Kanoeten, of kanoetstrandlopers, zijn arctische trekvogels, net als brandganzen en drieteenstrandlopers. Ze trekken vanuit hun zomerbroedgebied in het Noordpoolgebied via onze Waddenzee naar hun overwinteringsgebied in de West-Afrikaanse tropen. Onderzoek uitgevoerd door het
Koninklijk Nederlands Instituut voor Onderzoek der Zee (NIOZ)

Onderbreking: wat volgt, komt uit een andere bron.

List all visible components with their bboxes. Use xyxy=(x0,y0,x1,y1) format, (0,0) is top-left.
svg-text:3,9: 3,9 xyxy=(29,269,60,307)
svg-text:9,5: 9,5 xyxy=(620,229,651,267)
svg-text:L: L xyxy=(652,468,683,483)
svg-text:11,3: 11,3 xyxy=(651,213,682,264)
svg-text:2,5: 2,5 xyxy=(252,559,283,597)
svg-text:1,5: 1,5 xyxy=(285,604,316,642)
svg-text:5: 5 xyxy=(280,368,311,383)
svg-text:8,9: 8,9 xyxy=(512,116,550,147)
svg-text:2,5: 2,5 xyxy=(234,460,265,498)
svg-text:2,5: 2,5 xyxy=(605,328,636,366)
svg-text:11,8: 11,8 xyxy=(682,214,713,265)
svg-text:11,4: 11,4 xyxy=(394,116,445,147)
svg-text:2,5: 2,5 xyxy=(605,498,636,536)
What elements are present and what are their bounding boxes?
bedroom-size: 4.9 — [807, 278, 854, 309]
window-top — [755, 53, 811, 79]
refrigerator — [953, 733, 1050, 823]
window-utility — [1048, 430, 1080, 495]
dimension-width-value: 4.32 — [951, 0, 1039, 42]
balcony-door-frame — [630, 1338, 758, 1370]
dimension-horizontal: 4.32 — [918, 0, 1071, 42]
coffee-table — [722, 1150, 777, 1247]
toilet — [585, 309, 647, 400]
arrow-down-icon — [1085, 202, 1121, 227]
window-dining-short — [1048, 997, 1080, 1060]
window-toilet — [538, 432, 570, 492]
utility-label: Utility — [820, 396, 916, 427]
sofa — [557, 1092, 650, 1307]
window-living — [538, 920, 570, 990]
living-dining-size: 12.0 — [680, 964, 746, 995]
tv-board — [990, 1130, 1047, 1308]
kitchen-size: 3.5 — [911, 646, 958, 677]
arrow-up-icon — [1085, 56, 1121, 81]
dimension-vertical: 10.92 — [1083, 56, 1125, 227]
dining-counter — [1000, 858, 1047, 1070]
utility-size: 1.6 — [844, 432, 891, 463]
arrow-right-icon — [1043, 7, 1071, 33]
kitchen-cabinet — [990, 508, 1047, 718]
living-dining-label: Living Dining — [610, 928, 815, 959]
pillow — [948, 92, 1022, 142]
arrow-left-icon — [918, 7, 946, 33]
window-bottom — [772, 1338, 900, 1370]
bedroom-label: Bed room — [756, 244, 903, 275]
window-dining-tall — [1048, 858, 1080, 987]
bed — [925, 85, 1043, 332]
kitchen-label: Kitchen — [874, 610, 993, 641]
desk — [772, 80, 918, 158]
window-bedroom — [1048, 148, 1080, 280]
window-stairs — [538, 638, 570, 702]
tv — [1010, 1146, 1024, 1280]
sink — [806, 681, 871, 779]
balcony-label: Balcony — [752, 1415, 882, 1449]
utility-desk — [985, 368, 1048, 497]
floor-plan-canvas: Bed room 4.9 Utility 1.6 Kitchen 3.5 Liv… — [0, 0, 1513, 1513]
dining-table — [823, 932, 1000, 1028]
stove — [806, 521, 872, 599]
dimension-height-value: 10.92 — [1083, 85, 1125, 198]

laat zien dat de gevolgen van een opwarmende toendra in het Noordpoolgebied een flinke aanslag pleegt op de kuikens van de kanoet. Door de opwarming komt de insectenpiek veel vroeger in het seizoen, zo vroeg dat de kanoeten hem mislopen. Er ontstaat dus een voedselgebrek waardoor de kuikens niet goed groeien of zelfs sterven.
Korte snavels
Het krimpen van de vogellichamen door de warmte is een steeds bekender wordend fenomeen. Op die manier passen de dieren zich aan. Zo krijgt de brandgans steeds kleinere vleugels en worden de snavels van de kanoeten steeds ietsje korter. Dat levert de vogels vervolgens weer problemen op in Afrika als ze diep in de grond hun voedsel moeten zoeken. Onderzoekers zagen dat de kortsnavelige vogels noodgedwongen zeegras aten, voedsel met een veel lagere voedingswaarde. Ook hollen de aantallen kanoeten flink achteruit. Zo waren er in de jaren 80 nog een half miljoen kanoeten, nu zijn dat er nog maar een kwart miljoen.